The Government of Israel has continually broken the agreement it made with the International Committee of the Red Cross. Most recently, on 15 April, the ICRC refused to accept a reduced offer of travel to 300 persons, 200 from West Bank and 100 from Gaza Strip, during the period of the Muslim Feast, because this breached the understanding they had reached last year.
Conclusion: Economic and Social Suffering Creates a Security Risk
The Israeli Closure of the Occupied Territories, as a policy and in practice, is a violation of international law, specifically, it constitutes collective punishment of the Palestinian people and violates the Fourth Geneva Convention.
Israeli Military Closure brings about intolerable suffering, a recent report by the Office of the UN Special Co-ordinator in the Occupied Territories states that economic losses are calculated at $6 billion between 1992 and 1996. These losses cannot be ameliorated by international aid to the PNA which totals only $2.18 billion.
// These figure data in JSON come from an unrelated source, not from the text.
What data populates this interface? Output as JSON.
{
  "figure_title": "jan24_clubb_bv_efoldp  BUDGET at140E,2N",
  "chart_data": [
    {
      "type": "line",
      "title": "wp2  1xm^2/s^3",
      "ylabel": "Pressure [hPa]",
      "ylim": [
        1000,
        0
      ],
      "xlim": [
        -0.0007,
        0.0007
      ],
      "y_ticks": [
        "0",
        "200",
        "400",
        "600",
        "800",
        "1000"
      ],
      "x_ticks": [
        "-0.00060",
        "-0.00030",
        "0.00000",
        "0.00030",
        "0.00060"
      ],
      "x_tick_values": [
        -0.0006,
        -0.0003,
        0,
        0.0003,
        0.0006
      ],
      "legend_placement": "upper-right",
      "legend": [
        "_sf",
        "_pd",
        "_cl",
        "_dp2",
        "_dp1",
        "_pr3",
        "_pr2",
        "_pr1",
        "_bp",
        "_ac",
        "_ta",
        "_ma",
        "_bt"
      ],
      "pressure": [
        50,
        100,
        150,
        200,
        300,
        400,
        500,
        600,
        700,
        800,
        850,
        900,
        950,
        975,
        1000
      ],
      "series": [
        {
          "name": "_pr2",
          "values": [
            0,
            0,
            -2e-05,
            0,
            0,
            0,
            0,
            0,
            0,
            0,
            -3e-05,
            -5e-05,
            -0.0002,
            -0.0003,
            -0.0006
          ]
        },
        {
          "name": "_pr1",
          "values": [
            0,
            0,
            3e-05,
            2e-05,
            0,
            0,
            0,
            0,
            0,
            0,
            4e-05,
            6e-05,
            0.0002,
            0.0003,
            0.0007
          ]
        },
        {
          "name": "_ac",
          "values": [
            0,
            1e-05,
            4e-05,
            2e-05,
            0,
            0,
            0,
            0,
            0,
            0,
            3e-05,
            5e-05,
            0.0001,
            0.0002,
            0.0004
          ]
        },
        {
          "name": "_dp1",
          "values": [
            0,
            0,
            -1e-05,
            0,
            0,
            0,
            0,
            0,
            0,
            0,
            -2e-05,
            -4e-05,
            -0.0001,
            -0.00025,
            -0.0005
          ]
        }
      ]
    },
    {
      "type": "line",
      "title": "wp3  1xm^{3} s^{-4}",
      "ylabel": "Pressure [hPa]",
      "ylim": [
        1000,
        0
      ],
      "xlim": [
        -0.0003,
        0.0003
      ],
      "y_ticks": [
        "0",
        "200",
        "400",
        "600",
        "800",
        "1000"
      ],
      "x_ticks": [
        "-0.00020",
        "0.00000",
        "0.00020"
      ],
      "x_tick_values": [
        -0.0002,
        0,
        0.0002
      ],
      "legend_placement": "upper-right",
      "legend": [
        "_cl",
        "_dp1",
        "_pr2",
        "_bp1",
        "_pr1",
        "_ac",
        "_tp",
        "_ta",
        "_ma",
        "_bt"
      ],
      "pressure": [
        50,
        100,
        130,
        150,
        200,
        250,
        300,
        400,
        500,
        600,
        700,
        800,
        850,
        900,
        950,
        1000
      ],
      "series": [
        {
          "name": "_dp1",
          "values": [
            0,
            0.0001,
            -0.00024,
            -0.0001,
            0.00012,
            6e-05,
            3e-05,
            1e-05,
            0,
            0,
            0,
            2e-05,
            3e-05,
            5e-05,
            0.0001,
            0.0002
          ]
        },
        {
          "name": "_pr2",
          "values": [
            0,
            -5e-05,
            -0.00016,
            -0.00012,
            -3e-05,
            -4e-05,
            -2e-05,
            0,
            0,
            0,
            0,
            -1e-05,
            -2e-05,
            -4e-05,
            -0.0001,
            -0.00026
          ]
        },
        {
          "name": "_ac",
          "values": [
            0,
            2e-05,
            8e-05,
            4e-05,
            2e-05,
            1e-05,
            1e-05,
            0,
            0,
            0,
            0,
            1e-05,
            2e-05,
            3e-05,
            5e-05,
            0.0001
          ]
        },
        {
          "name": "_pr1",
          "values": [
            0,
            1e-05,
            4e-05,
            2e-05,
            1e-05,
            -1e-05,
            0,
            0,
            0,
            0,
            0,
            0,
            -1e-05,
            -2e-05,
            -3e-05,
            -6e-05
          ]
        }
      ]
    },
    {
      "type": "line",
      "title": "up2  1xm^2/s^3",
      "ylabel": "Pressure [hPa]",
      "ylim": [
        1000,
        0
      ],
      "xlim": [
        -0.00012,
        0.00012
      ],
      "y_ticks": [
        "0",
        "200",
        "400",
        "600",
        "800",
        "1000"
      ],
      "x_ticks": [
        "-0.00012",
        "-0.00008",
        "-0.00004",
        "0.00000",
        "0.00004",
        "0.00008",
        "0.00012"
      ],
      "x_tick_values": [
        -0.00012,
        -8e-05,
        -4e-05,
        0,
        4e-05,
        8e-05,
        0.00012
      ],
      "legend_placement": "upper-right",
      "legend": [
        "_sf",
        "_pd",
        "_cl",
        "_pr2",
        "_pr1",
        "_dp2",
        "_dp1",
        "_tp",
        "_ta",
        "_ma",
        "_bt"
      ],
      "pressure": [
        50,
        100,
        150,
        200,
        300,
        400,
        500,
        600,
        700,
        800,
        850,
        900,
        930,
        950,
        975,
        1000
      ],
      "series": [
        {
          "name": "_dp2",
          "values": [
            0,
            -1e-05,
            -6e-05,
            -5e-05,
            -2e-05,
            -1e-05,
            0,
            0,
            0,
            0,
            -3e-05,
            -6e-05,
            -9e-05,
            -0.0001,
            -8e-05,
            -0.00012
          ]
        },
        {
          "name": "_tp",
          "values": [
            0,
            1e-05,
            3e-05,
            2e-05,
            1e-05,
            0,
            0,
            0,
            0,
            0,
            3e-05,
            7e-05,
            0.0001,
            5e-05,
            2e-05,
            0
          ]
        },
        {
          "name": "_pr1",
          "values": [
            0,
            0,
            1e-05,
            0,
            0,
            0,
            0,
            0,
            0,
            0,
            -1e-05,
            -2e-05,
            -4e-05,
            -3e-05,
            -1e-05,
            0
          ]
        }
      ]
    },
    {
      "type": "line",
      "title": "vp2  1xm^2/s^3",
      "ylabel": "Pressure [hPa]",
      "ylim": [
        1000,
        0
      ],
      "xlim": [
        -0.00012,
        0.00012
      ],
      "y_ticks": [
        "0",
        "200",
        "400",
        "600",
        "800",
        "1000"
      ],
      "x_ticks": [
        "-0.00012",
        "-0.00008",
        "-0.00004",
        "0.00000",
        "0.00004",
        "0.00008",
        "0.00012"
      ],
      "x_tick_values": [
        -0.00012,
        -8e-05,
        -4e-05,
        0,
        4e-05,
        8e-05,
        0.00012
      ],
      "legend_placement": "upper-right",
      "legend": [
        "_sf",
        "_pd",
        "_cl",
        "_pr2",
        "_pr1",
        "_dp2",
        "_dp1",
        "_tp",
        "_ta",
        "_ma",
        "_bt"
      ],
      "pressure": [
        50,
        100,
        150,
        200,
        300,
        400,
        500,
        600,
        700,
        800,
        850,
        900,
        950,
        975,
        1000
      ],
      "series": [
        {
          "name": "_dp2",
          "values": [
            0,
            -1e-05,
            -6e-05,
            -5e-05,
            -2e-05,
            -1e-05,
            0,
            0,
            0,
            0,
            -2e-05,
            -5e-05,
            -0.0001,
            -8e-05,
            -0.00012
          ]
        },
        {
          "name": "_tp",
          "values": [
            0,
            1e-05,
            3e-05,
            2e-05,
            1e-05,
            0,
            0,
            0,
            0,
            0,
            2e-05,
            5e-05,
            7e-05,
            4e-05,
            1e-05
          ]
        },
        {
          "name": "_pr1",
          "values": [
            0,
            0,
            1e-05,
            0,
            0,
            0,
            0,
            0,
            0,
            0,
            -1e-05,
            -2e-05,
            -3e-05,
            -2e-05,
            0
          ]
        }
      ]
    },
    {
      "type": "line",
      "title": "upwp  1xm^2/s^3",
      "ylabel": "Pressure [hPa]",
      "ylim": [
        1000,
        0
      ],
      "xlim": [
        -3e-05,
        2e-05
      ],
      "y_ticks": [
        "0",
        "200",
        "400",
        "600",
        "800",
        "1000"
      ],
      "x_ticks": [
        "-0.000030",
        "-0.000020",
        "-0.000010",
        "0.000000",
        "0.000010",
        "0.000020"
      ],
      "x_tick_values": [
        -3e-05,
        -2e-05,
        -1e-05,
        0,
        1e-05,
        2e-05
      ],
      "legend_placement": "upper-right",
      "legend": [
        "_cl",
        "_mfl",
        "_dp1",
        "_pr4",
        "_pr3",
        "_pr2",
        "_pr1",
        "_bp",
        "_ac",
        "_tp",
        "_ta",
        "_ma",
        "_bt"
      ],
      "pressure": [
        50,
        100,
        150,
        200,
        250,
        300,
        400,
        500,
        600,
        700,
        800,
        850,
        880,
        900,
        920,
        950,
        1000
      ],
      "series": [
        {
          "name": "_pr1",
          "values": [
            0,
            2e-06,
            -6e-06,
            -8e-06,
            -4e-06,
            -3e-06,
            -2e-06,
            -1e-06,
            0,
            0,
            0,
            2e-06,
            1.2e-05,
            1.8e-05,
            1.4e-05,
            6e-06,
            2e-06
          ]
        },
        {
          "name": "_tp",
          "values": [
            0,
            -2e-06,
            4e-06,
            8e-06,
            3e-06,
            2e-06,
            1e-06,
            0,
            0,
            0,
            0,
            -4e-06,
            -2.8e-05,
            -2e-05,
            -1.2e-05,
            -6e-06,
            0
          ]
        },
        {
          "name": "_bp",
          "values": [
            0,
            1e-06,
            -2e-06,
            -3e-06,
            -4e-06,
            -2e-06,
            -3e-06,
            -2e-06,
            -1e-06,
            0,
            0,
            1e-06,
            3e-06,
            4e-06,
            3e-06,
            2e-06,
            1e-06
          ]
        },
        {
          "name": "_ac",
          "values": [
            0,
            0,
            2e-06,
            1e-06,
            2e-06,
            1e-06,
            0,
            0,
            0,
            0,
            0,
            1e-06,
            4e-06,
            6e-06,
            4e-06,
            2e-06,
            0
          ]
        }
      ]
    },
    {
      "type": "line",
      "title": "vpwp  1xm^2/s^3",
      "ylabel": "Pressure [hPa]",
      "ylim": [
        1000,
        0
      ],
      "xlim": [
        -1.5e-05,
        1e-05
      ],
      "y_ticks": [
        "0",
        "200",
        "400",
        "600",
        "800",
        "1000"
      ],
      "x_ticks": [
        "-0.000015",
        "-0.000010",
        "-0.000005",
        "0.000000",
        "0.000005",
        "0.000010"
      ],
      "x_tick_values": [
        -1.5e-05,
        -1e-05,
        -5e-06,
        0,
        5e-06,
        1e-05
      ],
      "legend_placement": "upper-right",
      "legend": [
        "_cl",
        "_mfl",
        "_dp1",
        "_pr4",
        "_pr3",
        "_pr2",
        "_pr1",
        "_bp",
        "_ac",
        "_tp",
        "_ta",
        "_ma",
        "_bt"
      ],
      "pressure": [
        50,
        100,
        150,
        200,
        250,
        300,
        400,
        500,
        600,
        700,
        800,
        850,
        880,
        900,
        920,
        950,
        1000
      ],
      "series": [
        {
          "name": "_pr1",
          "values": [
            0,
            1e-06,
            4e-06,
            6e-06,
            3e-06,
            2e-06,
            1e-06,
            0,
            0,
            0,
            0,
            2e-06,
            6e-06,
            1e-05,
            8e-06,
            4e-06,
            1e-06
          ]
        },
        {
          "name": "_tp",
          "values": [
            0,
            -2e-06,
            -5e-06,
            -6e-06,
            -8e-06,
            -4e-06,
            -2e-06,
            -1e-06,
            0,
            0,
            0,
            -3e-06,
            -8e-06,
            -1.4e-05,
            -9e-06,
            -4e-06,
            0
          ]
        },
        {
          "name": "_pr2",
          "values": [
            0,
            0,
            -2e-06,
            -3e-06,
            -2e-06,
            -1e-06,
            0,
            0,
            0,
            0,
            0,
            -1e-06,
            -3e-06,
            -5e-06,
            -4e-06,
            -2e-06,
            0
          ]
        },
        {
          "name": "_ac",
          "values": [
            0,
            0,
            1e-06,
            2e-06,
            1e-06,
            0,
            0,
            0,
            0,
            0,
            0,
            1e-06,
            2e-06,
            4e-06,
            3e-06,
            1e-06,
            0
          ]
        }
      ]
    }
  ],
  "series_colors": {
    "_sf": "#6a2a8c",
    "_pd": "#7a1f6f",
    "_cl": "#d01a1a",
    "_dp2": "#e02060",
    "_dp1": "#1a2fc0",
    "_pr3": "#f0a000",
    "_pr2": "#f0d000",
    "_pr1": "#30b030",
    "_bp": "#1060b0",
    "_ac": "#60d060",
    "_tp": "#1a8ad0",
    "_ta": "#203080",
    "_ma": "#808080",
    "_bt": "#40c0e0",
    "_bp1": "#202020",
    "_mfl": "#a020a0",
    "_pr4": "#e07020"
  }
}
The social consequences of this are significant; the quality of life for Palestinians in the OPTs has deteriorated significantly since the advent of the peace process, which promised to improve the standard of living.
Israel’s claims that closure guarantees security have been disproven; rather it serves to contribute to the deterioration of the security situation by violating human rights, creating an environment of social hardship and dissent, and is therefore inadmissible.
The ineffectiveness of the Israeli Military Closure, the social and economic consequences, the security risk that this creates and the fact that the closure is a violation of international law makes it imperative that the policy is brought to an end.
The Palestinian Centre for Human Rights calls upon the international community to actively pressure Israel to cease its policy of closure.